Dosya kapsamından, inşaatın davacı yüklenici tarafından yarım bırakılan kısmı üzerine arsa maliki davalılar tarafından tamamlandığı anlaşılmış olmasına rağmen mahkemece, yüklenici tarafından yapılan imalatın ve masrafların davalı arsa sahiplerinin yararına olup olmadığı, bu imalat ve masraflar yönünden arsa sahiplerinin sebepsiz zenginleşip zenginleşmedikleri hususu araştırılmamıştır.
Bu durumda mahkemece, davalı arsa sahiplerinin ikinci yükleniciyle imzalamış oldukları arsa payı karşılığı inşaat sözleşmelerinin onaylı ve okunaklı örnekleri getirtilerek, sözleşmenin feshi yönünde ihtarname gönderen arsa sahipleri ve mirasçıları yönünden fesih ihtarının davalıya tebliğ edildiği tarih; sözleşmenin feshi yönünde ihtarname göndermeyen arsa sahipleri ve mirasçıları yönünden ise ikinci sözleşmelerin imza tarihleri itibariyle fesih iradelerinin birleştiğinin kabulüyle, davacı yüklenici tarafından yapılan imalatın arsa sahipleri yararına olup olmadığı, arsa sahipleri yararına ise fesih tarihi itibariyle mahalli piyasa rayiçlerine göre bedeli ve arsa sahipleri yararına olan masraflar belirlenerek, davalılar …, …, …, …, … ve …’nun arsa payları oranında hüküm altına alınması gerekirken, yanılgılı gerekçe ve eksik incelemeyle yazılı olduğu şekilde hüküm kurulması doğru olmamıştır.

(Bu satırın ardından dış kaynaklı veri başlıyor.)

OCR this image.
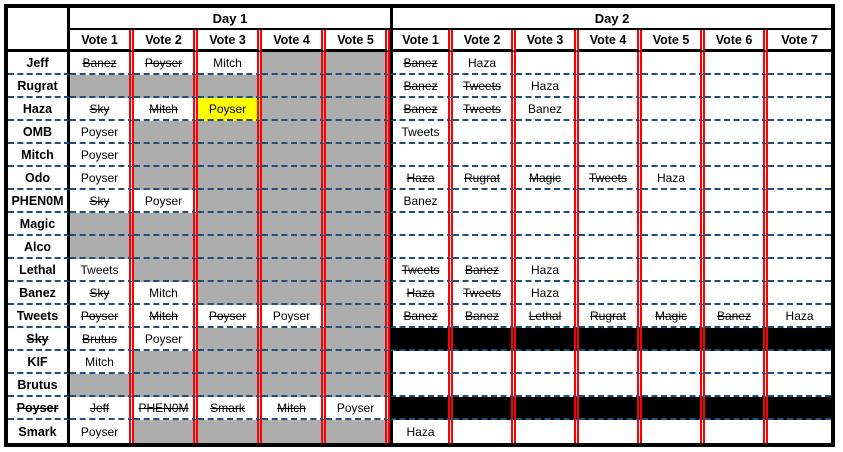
	Day 1					Day 2						
	Vote 1	Vote 2	Vote 3	Vote 4	Vote 5	Vote 1	Vote 2	Vote 3	Vote 4	Vote 5	Vote 6	Vote 7
Jeff	Banez	Poyser	Mitch			Banez	Haza					
Rugrat						Banez	Tweets	Haza				
Haza	Sky	Mitch	Poyser			Banez	Tweets	Banez				
OMB	Poyser					Tweets						
Mitch	Poyser											
Odo	Poyser					Haza	Rugrat	Magic	Tweets	Haza		
PHEN0M	Sky	Poyser				Banez						
Magic												
Alco												
Lethal	Tweets					Tweets	Banez	Haza				
Banez	Sky	Mitch				Haza	Tweets	Haza				
Tweets	Poyser	Mitch	Poyser	Poyser		Banez	Banez	Lethal	Rugrat	Magic	Banez	Haza
Sky	Brutus	Poyser										
KIF	Mitch											
Brutus												
Poyser	Jeff	PHEN0M	Smark	Mitch	Poyser							
Smark	Poyser					Haza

SONUÇ :Yukarıda (1) numaralı bentte açıklanan nedenlerle, davacı vekilinin diğer temyiz itirazlarının reddine, (2) numaralı bentte açıklanan nedenlerle, davacı vekilinin davalılar …, …, …, …, … ve … yönünden imalat bedeli ve masraflara ilişkin olarak temyiz itirazlarının kabulü ile hükmün, davacı yararına BOZULMASINA, peşin alınan harcın istek halinde iadesine, kararın tebliğinden itibaren 15 gün içerisinde karar düzeltme yolu açık olmak üzere, 26.06.2015 tarihinde oybirliğiyle karar verildi.